Heres a fix: Dont buy Smok
Havent had 1 Smok device that didnt have some kind of issue. QC on Smoks are non existend
As WRT your issue, the buttom probably recessed (known Smok issue)
But perhaps the button is just sticky from juice. If its out of warranty open it up and clean with alcohol pads. Once openend you can also check if the fire button is still "clicky" or if it did indeed collapse

But as per above, more info is required:
Battery condition and status
Please elaborate on "partial"
History of the mod, i.e. model, years in service etc.
Testing/Solutions tried

And yes im still in work mode judging by my above post. Damn i need a drink . . .

Reactions: Funny 2


----------



## Resistance (29/7/19)

SmokeyJoe said:


> Heres a fix: Dont buy Smok
> Havent had 1 Smok device that didnt have some kind of issue.

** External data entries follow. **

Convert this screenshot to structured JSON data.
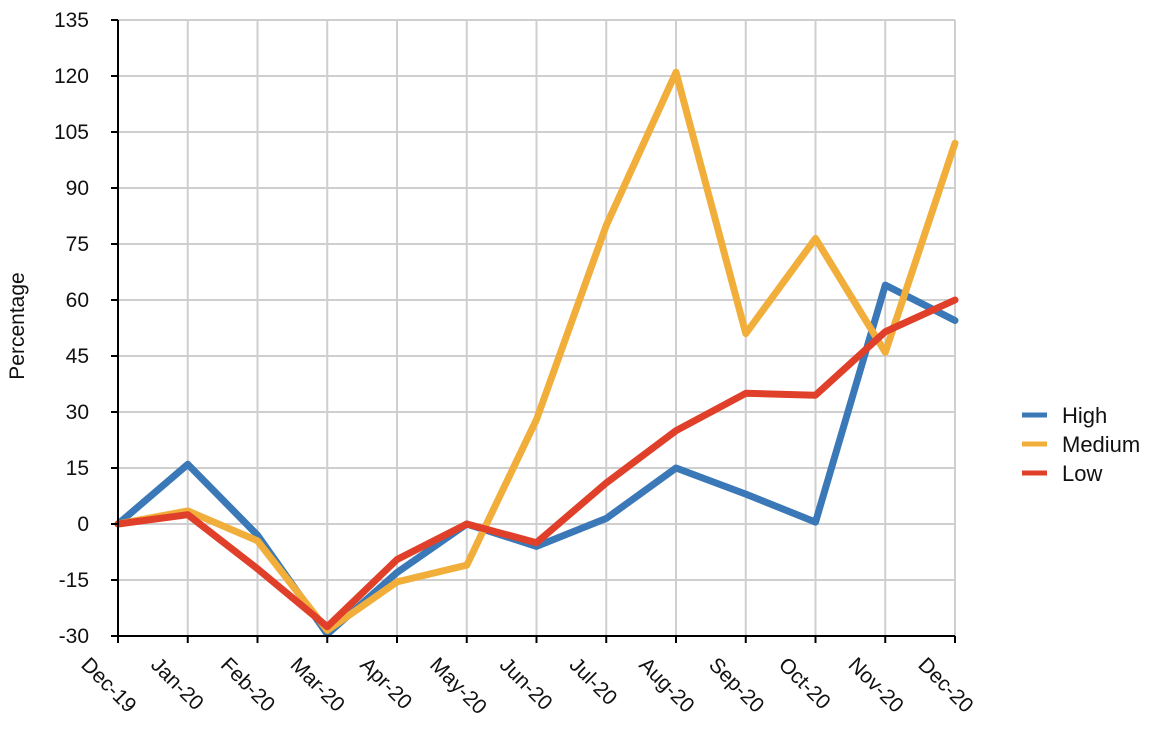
{
  "chart_data": {
    "type": "line",
    "ylabel": "Percentage",
    "xlabel": "",
    "ylim": [
      -30,
      135
    ],
    "yticks": [
      -30,
      -15,
      0,
      15,
      30,
      45,
      60,
      75,
      90,
      105,
      120,
      135
    ],
    "grid": true,
    "legend_position": "right",
    "categories": [
      "Dec-19",
      "Jan-20",
      "Feb-20",
      "Mar-20",
      "Apr-20",
      "May-20",
      "Jun-20",
      "Jul-20",
      "Aug-20",
      "Sep-20",
      "Oct-20",
      "Nov-20",
      "Dec-20"
    ],
    "series": [
      {
        "name": "High",
        "color": "#3a78b7",
        "values": [
          0,
          16,
          -3,
          -29.5,
          -13,
          0,
          -6,
          1.5,
          15,
          8,
          0.5,
          64,
          54.5
        ]
      },
      {
        "name": "Medium",
        "color": "#f1ae3a",
        "values": [
          0,
          3.5,
          -4.5,
          -28.5,
          -15.5,
          -11,
          28,
          80,
          121,
          51,
          76.5,
          46,
          102
        ]
      },
      {
        "name": "Low",
        "color": "#e0402a",
        "values": [
          0,
          2.5,
          -12,
          -27.5,
          -9.5,
          0,
          -5,
          11,
          25,
          35,
          34.5,
          51.5,
          60
        ]
      }
    ]
  }
}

QC on Smoks are non existend
> As WRT your issue, the buttom probably recessed (known Smok issue)
> But perhaps the button is just sticky from juice. If its out of warranty open it up and clean with alcohol pads. Once openend you can also check if the fire button is still "clicky" or if it did indeed collapse
> ...



Hand that man a Bell's. I think you have asked everything that needed to be asked.

Reactions: Like 1


----------



## Hooked (29/7/19)

SmokeyJoe said:


> Heres a fix: Dont buy Smok
> Havent had 1 Smok device that didnt have some kind of issue. QC on Smoks are non existend
> 
> @SmokeyJoe
> ...


----------



## L. Fourie (3/8/19)

I've called a few shops and they say that the likely problem is the battery cable in the mod which was mass produced too short, and that fixing it would require sending it in to smok because the mod is sealed.

Reactions: Like 1


----------



## Hooked (3/8/19)

I am (was) interested in this mod because of the huge tank, but when I saw that Vape King has marked down the price my suspicions were raised. A vendor doesn't reduce a mod's price unless they can't sell it - and particularly not a mod that's new on the market!!
Is it even ethical for vendors to sell these mods then? All the V9s should be recalled by SMOK.


----------